Exceedance Probability Forecasting via Regression for Significant Wave Height Prediction
Vitor Cerqueira, Luis Torgo
TL;DR
We address the challenge of predicting extreme significant wave heights by reframing it as exceedance probability forecasting. The authors introduce a novel, non-ensemble approach that converts point forecasts from a regression model into exceedance probabilities using the Weibull CDF with the forecast as the location parameter. The method is demonstrated on Halifax coast buoy data, showing that CDF-based probability estimates coupled with a neural network forecasting model outperform traditional classifiers and ensemble-based strategies. The approach provides both actionable exceedance probabilities and informative point forecasts, offering flexibility for threshold selection and decision-making in maritime operations.
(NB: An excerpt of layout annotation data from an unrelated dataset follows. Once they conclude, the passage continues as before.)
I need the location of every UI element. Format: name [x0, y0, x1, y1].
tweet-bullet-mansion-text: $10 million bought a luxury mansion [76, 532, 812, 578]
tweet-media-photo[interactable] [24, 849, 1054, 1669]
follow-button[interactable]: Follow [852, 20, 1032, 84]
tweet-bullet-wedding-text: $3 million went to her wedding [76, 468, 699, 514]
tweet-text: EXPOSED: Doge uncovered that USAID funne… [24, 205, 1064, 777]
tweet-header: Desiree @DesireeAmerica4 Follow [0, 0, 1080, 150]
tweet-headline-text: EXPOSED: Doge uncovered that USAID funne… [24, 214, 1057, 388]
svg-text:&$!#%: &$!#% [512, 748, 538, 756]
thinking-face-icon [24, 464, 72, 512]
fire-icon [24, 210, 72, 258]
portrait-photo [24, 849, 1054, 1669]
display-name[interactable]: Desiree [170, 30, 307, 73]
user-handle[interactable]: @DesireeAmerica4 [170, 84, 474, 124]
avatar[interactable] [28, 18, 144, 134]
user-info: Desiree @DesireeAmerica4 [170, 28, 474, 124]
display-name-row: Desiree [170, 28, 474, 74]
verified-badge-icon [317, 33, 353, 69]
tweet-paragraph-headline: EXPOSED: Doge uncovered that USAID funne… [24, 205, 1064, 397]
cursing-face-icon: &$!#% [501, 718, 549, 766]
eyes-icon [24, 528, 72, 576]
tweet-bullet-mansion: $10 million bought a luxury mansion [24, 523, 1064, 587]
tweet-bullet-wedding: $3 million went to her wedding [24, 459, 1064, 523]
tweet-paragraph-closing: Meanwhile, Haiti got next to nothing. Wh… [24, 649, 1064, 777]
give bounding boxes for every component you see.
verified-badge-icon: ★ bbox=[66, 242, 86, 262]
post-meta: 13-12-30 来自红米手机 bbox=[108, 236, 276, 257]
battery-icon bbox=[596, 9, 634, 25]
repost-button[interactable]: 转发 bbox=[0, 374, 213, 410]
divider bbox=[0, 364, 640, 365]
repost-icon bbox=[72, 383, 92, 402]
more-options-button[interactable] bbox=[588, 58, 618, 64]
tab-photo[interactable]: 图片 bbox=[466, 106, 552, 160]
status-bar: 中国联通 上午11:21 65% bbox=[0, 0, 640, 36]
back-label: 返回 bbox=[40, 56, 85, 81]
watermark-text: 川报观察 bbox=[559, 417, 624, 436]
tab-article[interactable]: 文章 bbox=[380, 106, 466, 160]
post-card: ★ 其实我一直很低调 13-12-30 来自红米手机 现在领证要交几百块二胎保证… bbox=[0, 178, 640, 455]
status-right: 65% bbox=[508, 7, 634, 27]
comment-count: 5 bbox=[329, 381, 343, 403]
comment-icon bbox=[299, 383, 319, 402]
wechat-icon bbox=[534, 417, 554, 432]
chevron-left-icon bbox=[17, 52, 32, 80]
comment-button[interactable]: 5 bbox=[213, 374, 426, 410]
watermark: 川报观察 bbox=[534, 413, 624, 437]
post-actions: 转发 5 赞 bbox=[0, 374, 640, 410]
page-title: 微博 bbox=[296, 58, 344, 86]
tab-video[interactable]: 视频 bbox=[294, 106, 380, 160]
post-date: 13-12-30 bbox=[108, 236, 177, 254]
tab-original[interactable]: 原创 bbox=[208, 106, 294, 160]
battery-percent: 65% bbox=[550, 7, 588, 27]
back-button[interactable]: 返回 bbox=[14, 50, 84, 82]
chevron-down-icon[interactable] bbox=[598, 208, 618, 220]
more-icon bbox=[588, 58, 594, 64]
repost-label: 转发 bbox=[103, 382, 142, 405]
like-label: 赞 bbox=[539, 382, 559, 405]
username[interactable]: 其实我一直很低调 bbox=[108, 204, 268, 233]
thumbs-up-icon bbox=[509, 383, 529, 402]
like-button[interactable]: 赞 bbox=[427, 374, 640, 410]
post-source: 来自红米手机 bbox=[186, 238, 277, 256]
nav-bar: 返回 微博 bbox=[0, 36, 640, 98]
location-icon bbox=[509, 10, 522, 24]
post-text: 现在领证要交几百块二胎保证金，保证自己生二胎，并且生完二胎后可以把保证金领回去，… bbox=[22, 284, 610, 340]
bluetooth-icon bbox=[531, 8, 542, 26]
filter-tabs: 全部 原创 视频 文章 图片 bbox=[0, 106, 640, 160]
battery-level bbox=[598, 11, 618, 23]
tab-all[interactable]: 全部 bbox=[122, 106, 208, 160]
This work advances practical extreme-value forecasting in ocean settings and suggests broad applicability to other domains requiring efficient exceedance probability estimation from forecasts.
Abstract
Significant wave height forecasting is a key problem in ocean data analytics. This task affects several maritime operations, such as managing the passage of vessels or estimating the energy production from waves. In this work, we focus on the prediction of extreme values of significant wave height that can cause coastal disasters. This task is framed as an exceedance probability forecasting problem. Accordingly, we aim to estimate the probability that the significant wave height will exceed a predefined critical threshold. This problem is usually solved using a probabilistic binary classification model or an ensemble of forecasts. Instead, we propose a novel approach based on point forecasting. Computing both type of forecasts (binary probabilities and point forecasts) can be useful for decision-makers. While a probabilistic binary forecast streamlines information for end-users concerning exceedance events, the point forecasts can provide additional insights into the upcoming future dynamics. The procedure of the proposed solution works by assuming that the point forecasts follow a distribution with the location parameter equal to that forecast. Then, we convert these point forecasts into exceedance probability estimates using the cumulative distribution function. We carried out experiments using data from a smart buoy placed on the coast of Halifax, Canada. The results suggest that the proposed methodology is better than state-of-the-art approaches for exceedance probability forecasting.